17/03/2026 18:32
“È già, l’aspettavamo da tanto…” Il tecnico dell’Ascoli campione di C2 girone C, Roberto Pallottini, è davvero felice. E ne ha ben donde: ha fatto un lavoro fantastico, soprattutto nel tenere unito il gruppo quando le cose si erano fatte più dure, andando a vincere un campionato e strappare il pass per una C1 tanto sognata. È riuscito a dare fiducia ai ragazzi e a farli credere in quello che stavano facendo.
Che emozione hai provato venerdì al triplice fischio finale?
“Il primo campionato vinto da allenatore resterà per sempre un ricordo speciale”
Che stagione è stata? E come definiresti il tuo Ascoli?
“La stagione è stata un alternarsi di emozioni. I ragazzi si sono messi a disposizione da subito. Li ringrazio per la pazienza avuta, per la dedizione e i sacrifici fatti per raggiungere questo obiettivo.
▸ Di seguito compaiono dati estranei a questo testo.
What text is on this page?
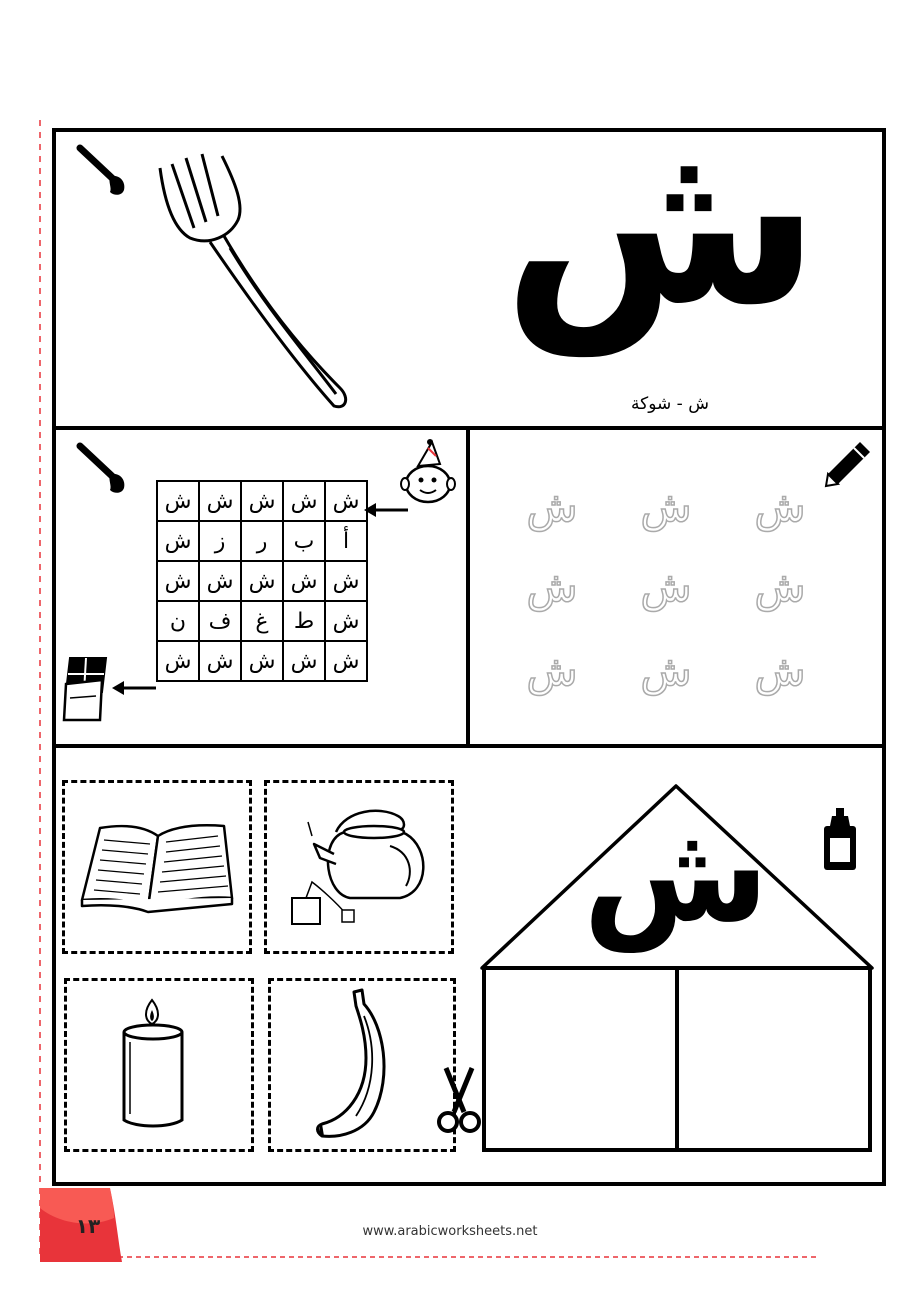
ش
ش - شوكة
ش	ش	ش	ش	ش
ش	ز	ر	ب	أ
ش	ش	ش	ش	ش
ن	ف	غ	ط	ش
ش	ش	ش	ش	ش
ش
ش
ش
ش
ش
ش
ش
ش
ش
ش
١٣	www.arabicworksheets.net
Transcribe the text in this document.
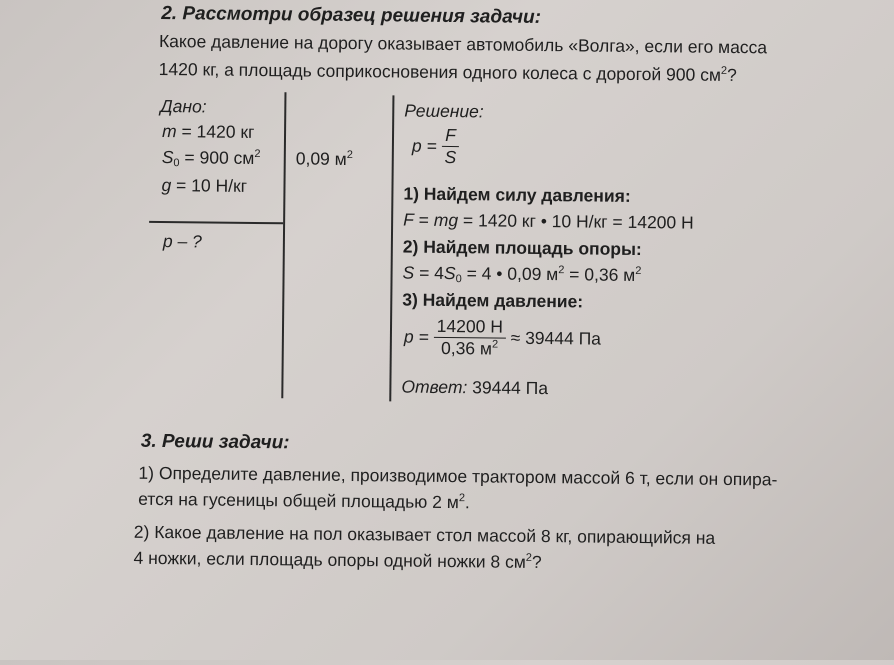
2. Рассмотри образец решения задачи:
Какое давление на дорогу оказывает автомобиль «Волга», если его масса
1420 кг, а площадь соприкосновения одного колеса с дорогой 900 $см^2$?
Дано:
m = 1420 кг
$S_0 = 900$ $см^2$
g = 10 Н/кг
p – ?
0,09 $м^2$
Решение:
$p = \frac{F}{S}$
1) Найдем силу давления:
F = mg = 1420 кг • 10 Н/кг = 14200 Н
2) Найдем площадь опоры:
$S = 4S_0 = 4$ • 0,09 $м^2 = 0,36$ $м^2$
3) Найдем давление:
$p = \frac{14200 Н}{0,36 м^2} \approx 39444$ Па
Ответ: 39444 Па
3. Реши задачи:
1) Определите давление, производимое трактором массой 6 т, если он опира-
ется на гусеницы общей площадью 2 $м^2$.
2) Какое давление на пол оказывает стол массой 8 кг, опирающийся на
4 ножки, если площадь опоры одной ножки 8 $см^2$?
Chi è arrivato a rinforzare un gruppo già forte ha portato la qualità e l'esperienza che ci mancava per provare ad arrivare a questa promozione”.
Cosa, secondo te, vi ha permesso di arrivare al traguardo finale da vincitori?
“La vittoria è frutto del lavoro settimanale e dei meno errori fatti rispetto agli avversari. Resta il rammarico di aver sbagliato qualche partita, anche se ci ha spronato a migliorare e ad affrontare le gare importanti con più voglia di vincere”.
Come ha ricordato il presidente Cottilli, vincere un campionato, anche se sei la squadra favorita, non è mai facile.
“Concordo con il presidente: essere i favoriti non è sempre garanzia di successo. La vittoria va conquistata sul campo, partita dopo partita”.
Una dedica.
“Dedico questa promozione alla mia compagna Genni e al mio bimbo Thiago, per avermi permesso di togliere tempo a loro per dedicarlo a questa grande passione. Ringrazio anche e soprattutto la società per avermi dato la fiducia e una squadra fantastica per coronare un sogno”.
Serie C1: rimarrai qui?
“Spero di sì, ma la decisione ultima resta sempre alla società”.